On December 7, 2007 I had my lower left wisdom tooth extracted while under general anesthesia. Certainly, one of the benefits of general anesthesia is that I have no memory of the actual extraction; but according to the orthodontist the procedure went well and they did not run into any complications.

Of course, this is not the end of the story! The post extraction process was an experience in and by itself. After being awaken from the anesthesia I was under observation for approximately one hour. My observation period was perhaps longer than the norm, because I was particularly nauseous after the anesthesia. The most difficult part of being under observation was trying to, as the orthodontist instructed, stay awake while sitting up for a set period of minutes. As soon as I was able to, I was moved into the recovery room, where I rested for 20 minutes. The Orthodontist gave me a specific list of foods to eat the first day, cold soups, Jell-o and milkshakes. As well as specific instructions regarding oral hygiene: i.e. to not brush or use mouthwash the first day.

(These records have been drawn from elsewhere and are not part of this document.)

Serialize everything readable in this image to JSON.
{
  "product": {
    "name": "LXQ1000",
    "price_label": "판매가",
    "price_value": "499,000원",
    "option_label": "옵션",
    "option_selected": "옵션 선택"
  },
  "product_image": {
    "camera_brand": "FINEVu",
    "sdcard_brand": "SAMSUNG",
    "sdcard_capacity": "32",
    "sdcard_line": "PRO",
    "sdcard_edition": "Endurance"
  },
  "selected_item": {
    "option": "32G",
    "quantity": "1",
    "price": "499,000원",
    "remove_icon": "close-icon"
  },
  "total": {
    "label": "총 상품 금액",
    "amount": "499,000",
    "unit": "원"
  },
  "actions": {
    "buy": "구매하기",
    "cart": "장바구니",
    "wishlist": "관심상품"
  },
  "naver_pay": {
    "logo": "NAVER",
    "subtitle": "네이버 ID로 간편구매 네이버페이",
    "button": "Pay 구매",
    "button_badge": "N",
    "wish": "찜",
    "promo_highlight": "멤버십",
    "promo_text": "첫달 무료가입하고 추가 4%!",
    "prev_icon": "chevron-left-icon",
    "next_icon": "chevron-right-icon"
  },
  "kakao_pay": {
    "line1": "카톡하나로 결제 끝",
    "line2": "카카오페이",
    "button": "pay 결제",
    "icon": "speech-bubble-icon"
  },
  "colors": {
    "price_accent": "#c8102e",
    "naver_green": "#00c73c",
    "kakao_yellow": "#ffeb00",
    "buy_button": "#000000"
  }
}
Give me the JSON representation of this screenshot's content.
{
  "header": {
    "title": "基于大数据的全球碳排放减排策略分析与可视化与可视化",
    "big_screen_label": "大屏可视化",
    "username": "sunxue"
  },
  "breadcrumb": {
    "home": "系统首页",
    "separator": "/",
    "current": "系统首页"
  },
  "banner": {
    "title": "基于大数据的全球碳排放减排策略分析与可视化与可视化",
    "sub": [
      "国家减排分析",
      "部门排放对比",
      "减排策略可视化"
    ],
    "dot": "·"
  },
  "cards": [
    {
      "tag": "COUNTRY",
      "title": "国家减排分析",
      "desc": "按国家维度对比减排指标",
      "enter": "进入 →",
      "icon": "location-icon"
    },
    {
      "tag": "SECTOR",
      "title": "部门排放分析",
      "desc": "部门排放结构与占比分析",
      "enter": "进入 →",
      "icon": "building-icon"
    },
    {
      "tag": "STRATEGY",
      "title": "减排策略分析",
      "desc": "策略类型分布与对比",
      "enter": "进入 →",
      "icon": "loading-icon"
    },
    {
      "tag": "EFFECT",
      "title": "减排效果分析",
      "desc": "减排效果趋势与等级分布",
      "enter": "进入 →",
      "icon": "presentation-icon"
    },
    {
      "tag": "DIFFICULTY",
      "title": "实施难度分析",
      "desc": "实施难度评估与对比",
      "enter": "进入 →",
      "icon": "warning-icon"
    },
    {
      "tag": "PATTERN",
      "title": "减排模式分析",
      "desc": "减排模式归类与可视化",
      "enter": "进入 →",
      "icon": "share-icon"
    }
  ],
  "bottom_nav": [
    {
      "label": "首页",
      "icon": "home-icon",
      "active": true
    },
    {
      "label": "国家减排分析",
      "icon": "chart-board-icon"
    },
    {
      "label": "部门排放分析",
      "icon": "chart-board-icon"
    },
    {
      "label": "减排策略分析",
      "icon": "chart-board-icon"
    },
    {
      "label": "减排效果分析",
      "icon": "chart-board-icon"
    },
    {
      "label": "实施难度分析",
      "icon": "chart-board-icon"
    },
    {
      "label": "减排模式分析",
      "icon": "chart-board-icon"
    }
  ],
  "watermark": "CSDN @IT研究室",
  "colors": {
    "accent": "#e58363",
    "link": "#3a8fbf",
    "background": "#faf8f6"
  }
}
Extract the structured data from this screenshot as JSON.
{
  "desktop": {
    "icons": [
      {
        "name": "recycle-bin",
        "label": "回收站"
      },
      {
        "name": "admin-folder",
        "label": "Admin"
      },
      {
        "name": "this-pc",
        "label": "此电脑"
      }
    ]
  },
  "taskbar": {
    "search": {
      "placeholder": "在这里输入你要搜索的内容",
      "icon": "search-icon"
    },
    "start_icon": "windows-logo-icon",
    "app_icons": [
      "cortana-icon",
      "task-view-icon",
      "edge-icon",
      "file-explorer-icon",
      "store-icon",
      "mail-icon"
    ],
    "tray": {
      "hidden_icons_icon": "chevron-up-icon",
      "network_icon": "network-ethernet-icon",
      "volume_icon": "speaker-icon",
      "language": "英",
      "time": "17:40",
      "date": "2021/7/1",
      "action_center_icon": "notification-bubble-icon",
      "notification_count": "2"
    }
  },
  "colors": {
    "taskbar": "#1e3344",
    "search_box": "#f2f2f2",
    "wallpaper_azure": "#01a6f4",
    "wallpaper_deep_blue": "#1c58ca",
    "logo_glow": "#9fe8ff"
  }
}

There are some side effects of wisdom tooth extraction in general; and general anesthesia in particular. For me, the most intense side effect was the nausea, and at one point, the orthodontist gave me a shot to alleviate the nausea. The orthodontist gave me a specific list of foods that I could eat for the first day, primarily cold soups, milkshakes and Jell-o. I did not have much of an appetite for the first 24 hours, and primarily just drank juice. For me, the side effects from the anesthesia are similar to a 24 hour flu bug, nausea, grogginess and loss of appetite. You might have notice, that so far, I’ve made no mention of my tooth-the reason for the extraction in the first place. This is because my mouth felt fine. I had some bleeding for which the orthodontist gave me a gauze pad. I had no swelling, and even after the Novocain wore off, I only felt some slight discomfort. Even then, it was less painful than most tooth aches I’ve had. As the song goes, “What a Difference a Day Makes!” The next day, all the side effects, including the nausea were gone and my appetite was back. I was still tired; but other than that I was fine.

As part of the post extraction period, I also had to take medication: Amoxicillin to prevent infection, Motrin to prevent inflammation, and (if I needed it) Vicodin for pain. The Amoxicillin prescription was 3 times a day for 5 days; and the Motrin, 4 times a day for 2 days.

To sum up, the most intense side effects were in the first 24 hour period; and they were more related to the general anesthesia than the actual extraction.